You have to always measure the productiveness agains the goods you want to
get. Today we are incredible efficient in getting the goods that would consume
90% of your time 100 years ago. But once we satisfied those needs, new
appetites arose, so we now not only want shoes and bread, but also iPhones and
intercontinental flights.

I'd look at some of the religious communities, like ultra-Orthodox in Israel,
who are able to live for the whole month on very modest welfare, supporting
large families of about 10 children. But no car, no phone, no Internet, no
plasma, no fancy vacations, games, gym memberships, Starbucks or online
shopping etc.

We are incredibly good at inventing new needs.

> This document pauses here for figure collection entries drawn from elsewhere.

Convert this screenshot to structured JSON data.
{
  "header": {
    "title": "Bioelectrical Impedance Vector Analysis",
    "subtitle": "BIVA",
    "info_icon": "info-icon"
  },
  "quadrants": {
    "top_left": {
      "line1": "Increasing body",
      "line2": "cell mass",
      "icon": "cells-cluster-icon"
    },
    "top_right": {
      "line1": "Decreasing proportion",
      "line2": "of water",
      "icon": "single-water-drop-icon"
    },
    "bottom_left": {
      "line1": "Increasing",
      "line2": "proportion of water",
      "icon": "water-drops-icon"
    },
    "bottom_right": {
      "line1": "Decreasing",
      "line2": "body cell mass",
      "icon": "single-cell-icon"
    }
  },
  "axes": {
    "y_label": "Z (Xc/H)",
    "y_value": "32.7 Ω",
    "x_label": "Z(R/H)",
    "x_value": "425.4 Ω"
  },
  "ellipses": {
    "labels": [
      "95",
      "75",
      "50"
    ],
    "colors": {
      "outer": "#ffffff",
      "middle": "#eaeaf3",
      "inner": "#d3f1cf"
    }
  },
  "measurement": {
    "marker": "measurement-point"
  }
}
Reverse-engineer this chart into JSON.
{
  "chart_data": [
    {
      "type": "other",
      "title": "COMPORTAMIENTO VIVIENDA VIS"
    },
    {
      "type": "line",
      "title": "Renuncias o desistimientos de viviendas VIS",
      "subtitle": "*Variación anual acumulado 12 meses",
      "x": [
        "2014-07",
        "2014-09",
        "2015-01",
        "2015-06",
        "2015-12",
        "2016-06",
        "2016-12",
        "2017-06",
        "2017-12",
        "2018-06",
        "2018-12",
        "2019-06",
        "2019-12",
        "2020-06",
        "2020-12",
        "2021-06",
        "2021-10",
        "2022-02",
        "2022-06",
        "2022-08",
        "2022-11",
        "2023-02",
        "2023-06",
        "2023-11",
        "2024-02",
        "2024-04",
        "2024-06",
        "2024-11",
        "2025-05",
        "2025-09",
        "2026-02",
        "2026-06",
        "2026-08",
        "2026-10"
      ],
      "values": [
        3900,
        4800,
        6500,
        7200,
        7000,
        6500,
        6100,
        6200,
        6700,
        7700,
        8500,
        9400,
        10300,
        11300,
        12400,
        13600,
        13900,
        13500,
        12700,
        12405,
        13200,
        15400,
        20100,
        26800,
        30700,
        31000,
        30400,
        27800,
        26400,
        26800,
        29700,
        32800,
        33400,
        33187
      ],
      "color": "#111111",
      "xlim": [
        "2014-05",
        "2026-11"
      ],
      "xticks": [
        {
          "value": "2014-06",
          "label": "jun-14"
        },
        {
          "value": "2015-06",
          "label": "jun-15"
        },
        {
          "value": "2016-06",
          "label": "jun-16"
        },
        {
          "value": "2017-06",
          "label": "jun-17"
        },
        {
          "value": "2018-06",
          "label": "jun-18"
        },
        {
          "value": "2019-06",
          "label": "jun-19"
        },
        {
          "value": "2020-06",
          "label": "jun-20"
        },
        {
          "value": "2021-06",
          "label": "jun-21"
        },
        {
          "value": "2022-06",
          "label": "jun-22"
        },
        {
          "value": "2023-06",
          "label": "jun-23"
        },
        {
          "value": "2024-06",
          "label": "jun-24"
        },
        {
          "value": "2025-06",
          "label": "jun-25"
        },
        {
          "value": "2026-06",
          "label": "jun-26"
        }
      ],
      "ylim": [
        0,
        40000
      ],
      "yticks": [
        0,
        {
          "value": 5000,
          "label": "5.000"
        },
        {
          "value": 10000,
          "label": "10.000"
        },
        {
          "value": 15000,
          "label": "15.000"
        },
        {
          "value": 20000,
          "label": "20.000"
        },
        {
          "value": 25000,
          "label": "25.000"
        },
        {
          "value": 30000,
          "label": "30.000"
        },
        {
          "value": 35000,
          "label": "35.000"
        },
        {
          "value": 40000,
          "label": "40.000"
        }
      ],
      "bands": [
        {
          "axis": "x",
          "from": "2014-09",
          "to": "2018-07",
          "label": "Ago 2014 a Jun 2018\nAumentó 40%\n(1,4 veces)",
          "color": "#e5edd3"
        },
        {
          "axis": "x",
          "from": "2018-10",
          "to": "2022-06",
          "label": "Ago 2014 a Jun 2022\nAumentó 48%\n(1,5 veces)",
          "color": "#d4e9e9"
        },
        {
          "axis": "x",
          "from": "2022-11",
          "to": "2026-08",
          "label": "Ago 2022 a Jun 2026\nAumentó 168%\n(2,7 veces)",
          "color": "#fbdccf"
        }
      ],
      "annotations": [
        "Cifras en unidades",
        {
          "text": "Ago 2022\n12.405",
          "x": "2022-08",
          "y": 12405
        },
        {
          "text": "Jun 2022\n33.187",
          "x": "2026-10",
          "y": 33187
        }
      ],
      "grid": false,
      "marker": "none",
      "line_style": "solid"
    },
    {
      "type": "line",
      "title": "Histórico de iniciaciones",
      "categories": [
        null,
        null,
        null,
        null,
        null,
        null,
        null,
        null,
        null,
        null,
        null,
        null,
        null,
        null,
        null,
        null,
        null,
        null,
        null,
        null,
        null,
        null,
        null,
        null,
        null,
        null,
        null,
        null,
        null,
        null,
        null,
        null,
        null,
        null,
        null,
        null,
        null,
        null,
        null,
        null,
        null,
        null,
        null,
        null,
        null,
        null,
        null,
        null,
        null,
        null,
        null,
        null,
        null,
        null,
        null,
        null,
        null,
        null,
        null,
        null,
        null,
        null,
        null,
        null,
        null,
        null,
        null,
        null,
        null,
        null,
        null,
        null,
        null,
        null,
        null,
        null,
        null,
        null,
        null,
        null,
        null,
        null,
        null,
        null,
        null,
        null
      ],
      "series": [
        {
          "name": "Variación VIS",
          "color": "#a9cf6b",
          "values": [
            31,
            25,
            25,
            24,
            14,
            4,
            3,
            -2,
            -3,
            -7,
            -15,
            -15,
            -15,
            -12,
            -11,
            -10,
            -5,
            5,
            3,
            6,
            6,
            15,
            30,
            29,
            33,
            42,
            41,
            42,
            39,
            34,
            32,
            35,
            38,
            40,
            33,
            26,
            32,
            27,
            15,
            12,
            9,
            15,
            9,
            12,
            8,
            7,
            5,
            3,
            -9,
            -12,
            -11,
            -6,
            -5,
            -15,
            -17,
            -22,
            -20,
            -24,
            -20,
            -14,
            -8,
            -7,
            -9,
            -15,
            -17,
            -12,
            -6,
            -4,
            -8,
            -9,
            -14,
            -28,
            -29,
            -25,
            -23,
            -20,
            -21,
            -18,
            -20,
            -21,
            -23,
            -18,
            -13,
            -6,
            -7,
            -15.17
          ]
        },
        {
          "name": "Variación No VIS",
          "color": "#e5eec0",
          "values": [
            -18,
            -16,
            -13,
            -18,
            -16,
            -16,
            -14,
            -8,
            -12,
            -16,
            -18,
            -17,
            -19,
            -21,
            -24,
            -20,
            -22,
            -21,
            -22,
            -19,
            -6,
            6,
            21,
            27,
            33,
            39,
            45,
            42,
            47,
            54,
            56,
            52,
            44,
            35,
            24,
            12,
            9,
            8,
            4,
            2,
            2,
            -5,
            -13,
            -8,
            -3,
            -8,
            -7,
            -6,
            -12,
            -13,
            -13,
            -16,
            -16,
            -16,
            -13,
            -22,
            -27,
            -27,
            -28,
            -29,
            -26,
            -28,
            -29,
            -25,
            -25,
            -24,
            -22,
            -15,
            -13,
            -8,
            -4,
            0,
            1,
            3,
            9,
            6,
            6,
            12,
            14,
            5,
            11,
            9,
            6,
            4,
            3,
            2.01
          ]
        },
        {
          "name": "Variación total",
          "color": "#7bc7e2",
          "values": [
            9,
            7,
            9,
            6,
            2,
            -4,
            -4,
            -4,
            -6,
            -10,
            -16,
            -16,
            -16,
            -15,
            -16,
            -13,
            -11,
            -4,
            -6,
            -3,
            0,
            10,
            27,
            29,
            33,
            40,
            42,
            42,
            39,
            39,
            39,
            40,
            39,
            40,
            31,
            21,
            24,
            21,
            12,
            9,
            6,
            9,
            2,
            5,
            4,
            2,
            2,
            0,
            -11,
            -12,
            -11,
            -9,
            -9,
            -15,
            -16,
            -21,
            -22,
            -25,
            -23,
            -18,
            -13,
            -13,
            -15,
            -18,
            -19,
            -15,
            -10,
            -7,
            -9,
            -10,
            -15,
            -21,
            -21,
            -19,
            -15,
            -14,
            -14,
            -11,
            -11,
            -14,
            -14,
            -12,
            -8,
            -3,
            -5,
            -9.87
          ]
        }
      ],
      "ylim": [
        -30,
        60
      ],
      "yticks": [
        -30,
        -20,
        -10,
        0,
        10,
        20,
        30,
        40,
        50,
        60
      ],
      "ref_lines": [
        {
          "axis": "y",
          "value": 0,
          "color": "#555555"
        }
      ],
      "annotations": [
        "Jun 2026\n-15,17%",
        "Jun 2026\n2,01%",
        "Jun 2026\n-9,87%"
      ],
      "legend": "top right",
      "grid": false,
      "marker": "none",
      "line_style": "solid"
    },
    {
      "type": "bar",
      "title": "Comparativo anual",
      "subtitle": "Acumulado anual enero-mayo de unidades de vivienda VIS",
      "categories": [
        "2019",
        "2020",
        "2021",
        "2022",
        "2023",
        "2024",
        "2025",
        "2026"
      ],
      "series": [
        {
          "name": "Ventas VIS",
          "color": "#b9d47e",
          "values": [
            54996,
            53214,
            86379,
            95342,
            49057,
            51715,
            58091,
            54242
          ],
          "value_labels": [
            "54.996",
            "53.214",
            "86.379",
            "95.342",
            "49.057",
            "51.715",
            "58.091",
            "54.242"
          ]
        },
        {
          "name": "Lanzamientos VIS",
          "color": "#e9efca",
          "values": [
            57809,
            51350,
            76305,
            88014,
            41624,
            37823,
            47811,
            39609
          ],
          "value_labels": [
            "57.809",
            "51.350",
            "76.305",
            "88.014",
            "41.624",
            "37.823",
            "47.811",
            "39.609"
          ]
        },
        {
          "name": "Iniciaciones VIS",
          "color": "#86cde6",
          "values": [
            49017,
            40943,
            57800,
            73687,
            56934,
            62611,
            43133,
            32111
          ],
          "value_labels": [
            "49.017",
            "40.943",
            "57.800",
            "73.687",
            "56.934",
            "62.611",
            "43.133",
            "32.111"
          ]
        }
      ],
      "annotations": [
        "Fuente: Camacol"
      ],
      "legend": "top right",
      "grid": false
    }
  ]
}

[http://www.mrmoneymustache.com/](http://www.mrmoneymustache.com/)

------
nekopa
I would say that it is because we don't reap the benefits of our own work. Our
employers do. If you owned a business and had the option of letting me work 3
hours or take a 10 times increase in profits what would you do?

And say you are a good guy, and let me work 3 hours, how would you deal with a
competitor who is making 10 times the profit your company is with the same
numbers of people and payroll?

------
tdylan
We're working _a lot_ less. [http://ourworldindata.org/data/economic-
development-work-sta...](http://ourworldindata.org/data/economic-development-
work-standard-of-living/working-hours/)

------
rajacombinator
It probably has a lot to do with centrally planned economies (eg the Fed) and
kleptocratic govts misallocating vast swathes of the labor and investment
pools into nonproductive sectors of society, like banking, accounting, law,
govt agencies, and other forms of regulatory capture. The number of people
engaged in productive work has shrunk dramatically and they are supporting an
ever expanding parasite class. Atlas's burden is increasing.

------
zhte415
Rent, as in, the economic concept.